When disassembling my application, I have noticed that MSVC generates more assembly opcodes when I'm calling a static method compared to an instance method. This is true even when both functions are identical (so the instance method is not using this).
Code example:
struct matrix4
{
float m[16];
static const matrix4 identity;
static matrix4 translation1(float x);
matrix4 translation2(float x) const;
};
func(matrix4::translation1(0));
func(matrix4::identity.translation2(0));
The generated code will look like this:
call static matrix4 matrix4::translation1(float) ; matrix4::translation1
push 16 ; 00000010H
mov esi, eax
lea edi, DWORD PTR $T2[ebp]
pop ecx
lea eax, DWORD PTR $T2[ebp]
rep movsd
push eax
call void func(matrix4 const &) ; func
[...]
mov ecx, OFFSET static matrix4 const matrix4::identity ; matrix4::identity
call matrix4 matrix4::translation2(float)const ; matrix4::translation2
push eax
call void func(matrix4 const &) ; func
For my application, I care about the generated file size. It looks like I should replace all my static methods with instance methods, which seems really surprising to me. I'd rather avoid that because it means changing a lot of code. Did I miss anything?
Repro: https://godbolt.org/z/o3x5vKGdK (compare block1 and block2)

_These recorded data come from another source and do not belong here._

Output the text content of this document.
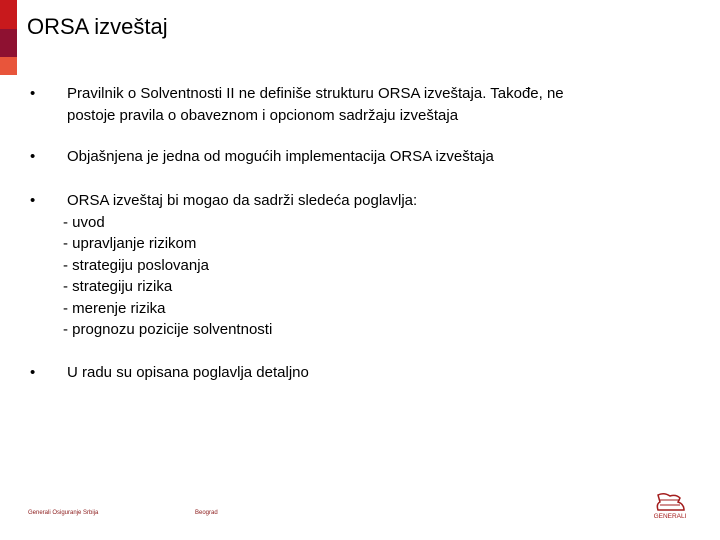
ORSA izveštaj
• Pravilnik o Solventnosti II ne definiše strukturu ORSA izveštaja. Takođe, ne
postoje pravila o obaveznom i opcionom sadržaju izveštaja
• Objašnjena je jedna od mogućih implementacija ORSA izveštaja
• ORSA izveštaj bi mogao da sadrži sledeća poglavlja:
- uvod
- upravljanje rizikom
- strategiju poslovanja
- strategiju rizika
- merenje rizika
- prognozu pozicije solventnosti
• U radu su opisana poglavlja detaljno
Generali Osiguranje Srbija	Beograd	GENERALI
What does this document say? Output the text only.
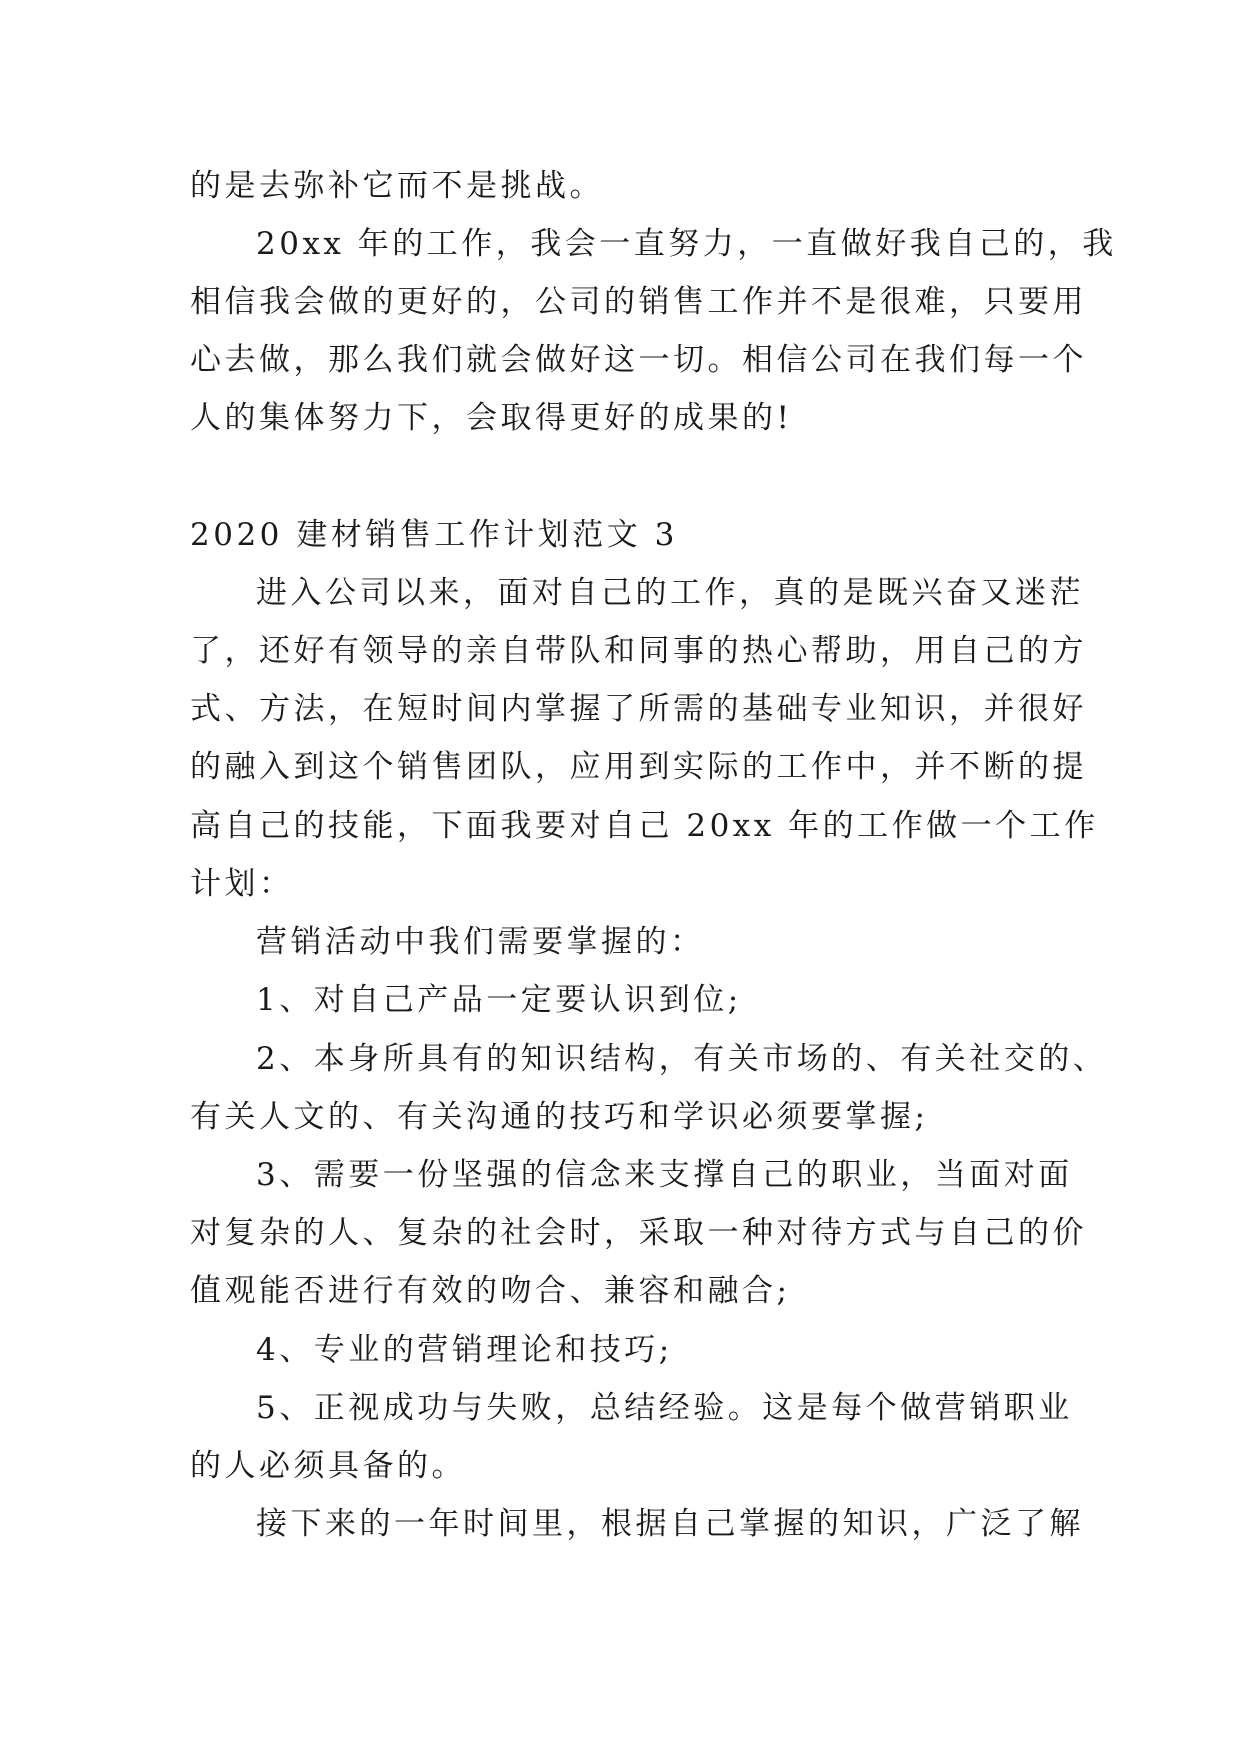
的是去弥补它而不是挑战。
20xx 年的工作，我会一直努力，一直做好我自己的，我
相信我会做的更好的，公司的销售工作并不是很难，只要用
心去做，那么我们就会做好这一切。相信公司在我们每一个
人的集体努力下，会取得更好的成果的!
2020 建材销售工作计划范文 3
进入公司以来，面对自己的工作，真的是既兴奋又迷茫
了，还好有领导的亲自带队和同事的热心帮助，用自己的方
式、方法，在短时间内掌握了所需的基础专业知识，并很好
的融入到这个销售团队，应用到实际的工作中，并不断的提
高自己的技能，下面我要对自己 20xx 年的工作做一个工作
计划：
营销活动中我们需要掌握的：
1、对自己产品一定要认识到位;
2、本身所具有的知识结构，有关市场的、有关社交的、
有关人文的、有关沟通的技巧和学识必须要掌握;
3、需要一份坚强的信念来支撑自己的职业，当面对面
对复杂的人、复杂的社会时，采取一种对待方式与自己的价
值观能否进行有效的吻合、兼容和融合;
4、专业的营销理论和技巧;
5、正视成功与失败，总结经验。这是每个做营销职业
的人必须具备的。
接下来的一年时间里，根据自己掌握的知识，广泛了解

I have noticed similar issues with other compiler flags (with and without /Os). The same happens whether the method is inlined or not.
Clang doesn't seem to have this behavior. If that's a MSVC optimization bug, is there a simple workaround?
(I noticed the problem when I upgraded my code from Visual Studio 2010 to more recent VS versions. VS2010 was generating a smaller executable.)